The erotic thriller has been dead at the movies for some time. In the 1980’s Sharon Stone and Michael Douglas seemed to have the genre on lock, steaming up the screen every other year. The genre was very popular but ultimately gave way to the blockbuster and gangster movie explosion of the 90’s. Lately the genre has been attempting a small comeback. In 2014 David Fincher gave us Gone Girl – based on the obscenely popular book by Gillian Flynn. Fincher used Flynn’s prose to play with the classic “psycho bitch” trope, layering a tale of domestic abuse with plenty of gallows humor. It was gloriously trashy and with Fincher at the helm, one of the best films of the year.
Fifty Shades of Grey exists too and while I guess it could be considered a thriller – I think it’s mostly because ushers were surprised audiences made it all the way through. Now we have The Girl on the Train – based on yet another best seller by Paula Hawkins. The film has stripped away the books London setting for an empire state of mind but retains the basic framework.
Emily Blunt is Rachel, a recently-divorced alcoholic with a pension for doodling. Every morning she takes the train to Manhattan directly by the house she used to reside in with her husband Tom (Justin Theroux.) Tom has remarried (to the radiant Rebecca Ferguson,) recently become a father and based on Rachel’s lurid glances from the tracks really likes to rub that in near the bay windows.
As the film opens Rachel proclaims, “My husband says I have an over-active imagination.” That’s an understatement as she begins to project an angelic life on the couple living next door to her ex. Megan (Haley Bennett) and Scott (Luke Evans) are a stunning twosome who – from the train – seem to have the perfect relationship. They build fires in the evening, have steamy sex in the window seemingly every night and embrace shirtless on the balcony in the morning.
Alas, not all is well behind the curtain. Megan is an emotional wreck, trapped in a life she never wanted with a man she never imagined marrying. Her shrink, Dr. Abdic (Edgar Ramirez,) is her one refuge. She confides in him, hits on him, and even as he denies her advances she ultimately trusts him.
One evening after Rachel thinks she witnesses Megan having an affair she gets annihilated after work and stumbles off the train to confront her. After stumbling through the woods and yelling, “whore!” at a blurry runner, Rachel wakes up in her bed covered in blood and bruises, not knowing how she got there. A few days later it’s discovered, Megan is dead.
On the surface, The Girl on the Train possesses all the traits of a classic erotic thriller. The cast all look like they were pulled from the first 50 pages of Vanity Fair, there is plenty of naked flesh and a mysterious murder. The chief problem is Director Tate Taylor has no flare and absolutely zero tact. He just presents this mystery in the most straightforward, dull way possible. It’s not even sexy and oh, how desperately it wants to be! Sure, Luke Evans and Justin Theroux are ridiculously handsome while Emily Blunt, Haley Bennett and Rebecca Ferguson couldn’t walk 10-feet without turning heads but no one has any chemistry. They just sort of stand there and occasionally turn toward each other with a suspicious glare.

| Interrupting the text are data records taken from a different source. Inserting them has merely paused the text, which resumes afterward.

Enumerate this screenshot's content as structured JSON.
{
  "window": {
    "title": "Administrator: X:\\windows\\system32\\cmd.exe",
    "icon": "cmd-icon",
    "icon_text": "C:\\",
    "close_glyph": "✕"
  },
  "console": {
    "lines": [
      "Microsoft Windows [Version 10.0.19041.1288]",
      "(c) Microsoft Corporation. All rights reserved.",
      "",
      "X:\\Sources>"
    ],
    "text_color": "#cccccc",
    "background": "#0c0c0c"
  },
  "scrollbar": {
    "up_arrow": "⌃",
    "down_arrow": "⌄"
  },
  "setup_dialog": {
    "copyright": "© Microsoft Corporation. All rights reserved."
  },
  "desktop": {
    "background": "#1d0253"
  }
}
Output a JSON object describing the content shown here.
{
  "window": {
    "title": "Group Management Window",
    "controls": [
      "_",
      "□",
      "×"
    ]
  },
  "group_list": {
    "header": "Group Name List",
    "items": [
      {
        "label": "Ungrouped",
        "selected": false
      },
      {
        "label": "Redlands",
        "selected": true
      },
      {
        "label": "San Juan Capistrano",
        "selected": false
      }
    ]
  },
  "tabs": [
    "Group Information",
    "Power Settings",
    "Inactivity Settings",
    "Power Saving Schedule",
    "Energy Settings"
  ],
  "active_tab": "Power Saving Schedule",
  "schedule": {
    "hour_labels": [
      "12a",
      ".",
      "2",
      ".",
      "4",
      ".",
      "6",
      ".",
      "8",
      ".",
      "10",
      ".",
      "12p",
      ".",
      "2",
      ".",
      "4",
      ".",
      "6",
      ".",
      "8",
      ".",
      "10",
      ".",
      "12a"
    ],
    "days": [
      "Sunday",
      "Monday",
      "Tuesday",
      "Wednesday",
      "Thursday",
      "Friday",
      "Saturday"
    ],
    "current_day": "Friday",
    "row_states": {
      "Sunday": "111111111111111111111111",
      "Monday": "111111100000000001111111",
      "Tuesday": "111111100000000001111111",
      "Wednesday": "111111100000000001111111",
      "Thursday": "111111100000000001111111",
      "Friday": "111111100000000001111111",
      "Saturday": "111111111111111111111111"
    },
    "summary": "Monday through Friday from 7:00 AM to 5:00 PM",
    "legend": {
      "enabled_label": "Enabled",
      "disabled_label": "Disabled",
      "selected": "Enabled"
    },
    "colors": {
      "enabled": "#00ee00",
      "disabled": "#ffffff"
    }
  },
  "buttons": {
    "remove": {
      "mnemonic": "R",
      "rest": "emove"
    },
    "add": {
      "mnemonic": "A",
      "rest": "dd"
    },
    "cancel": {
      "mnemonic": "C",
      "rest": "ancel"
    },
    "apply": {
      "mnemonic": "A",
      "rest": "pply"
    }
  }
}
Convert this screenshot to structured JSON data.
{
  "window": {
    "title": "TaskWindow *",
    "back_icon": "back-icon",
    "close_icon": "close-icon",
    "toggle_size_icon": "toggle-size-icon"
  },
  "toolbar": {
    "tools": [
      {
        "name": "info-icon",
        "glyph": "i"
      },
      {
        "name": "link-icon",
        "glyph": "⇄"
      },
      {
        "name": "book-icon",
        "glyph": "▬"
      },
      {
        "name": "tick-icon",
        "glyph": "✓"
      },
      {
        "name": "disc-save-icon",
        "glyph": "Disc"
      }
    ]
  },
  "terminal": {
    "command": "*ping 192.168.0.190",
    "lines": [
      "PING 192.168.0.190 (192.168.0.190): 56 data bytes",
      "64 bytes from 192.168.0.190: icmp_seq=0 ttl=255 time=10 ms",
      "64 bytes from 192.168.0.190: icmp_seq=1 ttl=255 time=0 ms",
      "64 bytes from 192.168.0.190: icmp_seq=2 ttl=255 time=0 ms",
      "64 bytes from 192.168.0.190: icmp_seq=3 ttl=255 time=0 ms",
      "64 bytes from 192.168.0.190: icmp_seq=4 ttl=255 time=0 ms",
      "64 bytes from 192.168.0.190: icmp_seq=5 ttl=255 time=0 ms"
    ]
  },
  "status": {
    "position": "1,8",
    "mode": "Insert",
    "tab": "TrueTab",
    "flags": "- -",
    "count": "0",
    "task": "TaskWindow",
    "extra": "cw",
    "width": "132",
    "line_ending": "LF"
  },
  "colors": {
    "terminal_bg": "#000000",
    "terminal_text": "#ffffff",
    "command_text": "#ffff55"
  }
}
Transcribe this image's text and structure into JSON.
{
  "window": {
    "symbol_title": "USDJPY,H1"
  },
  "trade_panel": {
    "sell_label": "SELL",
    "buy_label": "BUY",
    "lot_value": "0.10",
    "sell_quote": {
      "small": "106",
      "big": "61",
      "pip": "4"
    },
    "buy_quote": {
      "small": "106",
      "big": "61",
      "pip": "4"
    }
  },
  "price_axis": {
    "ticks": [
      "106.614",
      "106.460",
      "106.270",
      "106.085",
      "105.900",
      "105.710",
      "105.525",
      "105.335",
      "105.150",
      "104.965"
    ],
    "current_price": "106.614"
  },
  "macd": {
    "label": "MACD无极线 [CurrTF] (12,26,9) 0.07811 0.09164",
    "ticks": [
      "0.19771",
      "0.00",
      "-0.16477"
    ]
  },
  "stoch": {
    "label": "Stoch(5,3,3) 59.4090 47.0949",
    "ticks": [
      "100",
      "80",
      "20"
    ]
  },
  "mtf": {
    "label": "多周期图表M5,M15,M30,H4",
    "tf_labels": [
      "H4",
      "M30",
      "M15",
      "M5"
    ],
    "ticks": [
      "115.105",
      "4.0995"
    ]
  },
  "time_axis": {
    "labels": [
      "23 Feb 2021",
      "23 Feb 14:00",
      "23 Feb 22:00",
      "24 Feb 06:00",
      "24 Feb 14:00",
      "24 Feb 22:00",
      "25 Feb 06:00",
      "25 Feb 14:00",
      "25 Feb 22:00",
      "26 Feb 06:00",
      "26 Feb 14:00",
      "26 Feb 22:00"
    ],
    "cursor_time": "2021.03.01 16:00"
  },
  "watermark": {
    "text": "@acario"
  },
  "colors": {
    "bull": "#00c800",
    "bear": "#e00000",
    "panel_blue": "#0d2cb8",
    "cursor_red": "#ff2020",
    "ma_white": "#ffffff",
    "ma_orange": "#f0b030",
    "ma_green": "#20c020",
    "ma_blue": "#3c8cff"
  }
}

And maybe the biggest mistake Taylor makes is giving this world no depth. His mystery is so mind-numbingly obvious because there are only 5 people in the film. It doesn’t take Sherlock fucking Holmes to connect the dots of this brain buster.
It’s all the more depressing because he wastes the monumental effort of his star Emily Blunt. As Rachel, Blunt is fully invested and gives one of the best performances of her career. Even while surrounded by pretty wax figures she’s able to convey a crushing depression that stings as she falls further and further from reality.
Without Blunt The Girl on the Train would’ve been a full scale disaster, with her it’s merely glossy trash. Tate clearly wanted to channel Fincher’s near masterpiece and give us this year’s psycho bitch classic. Instead he gave us a spilled martini on a high fashion magazine cover.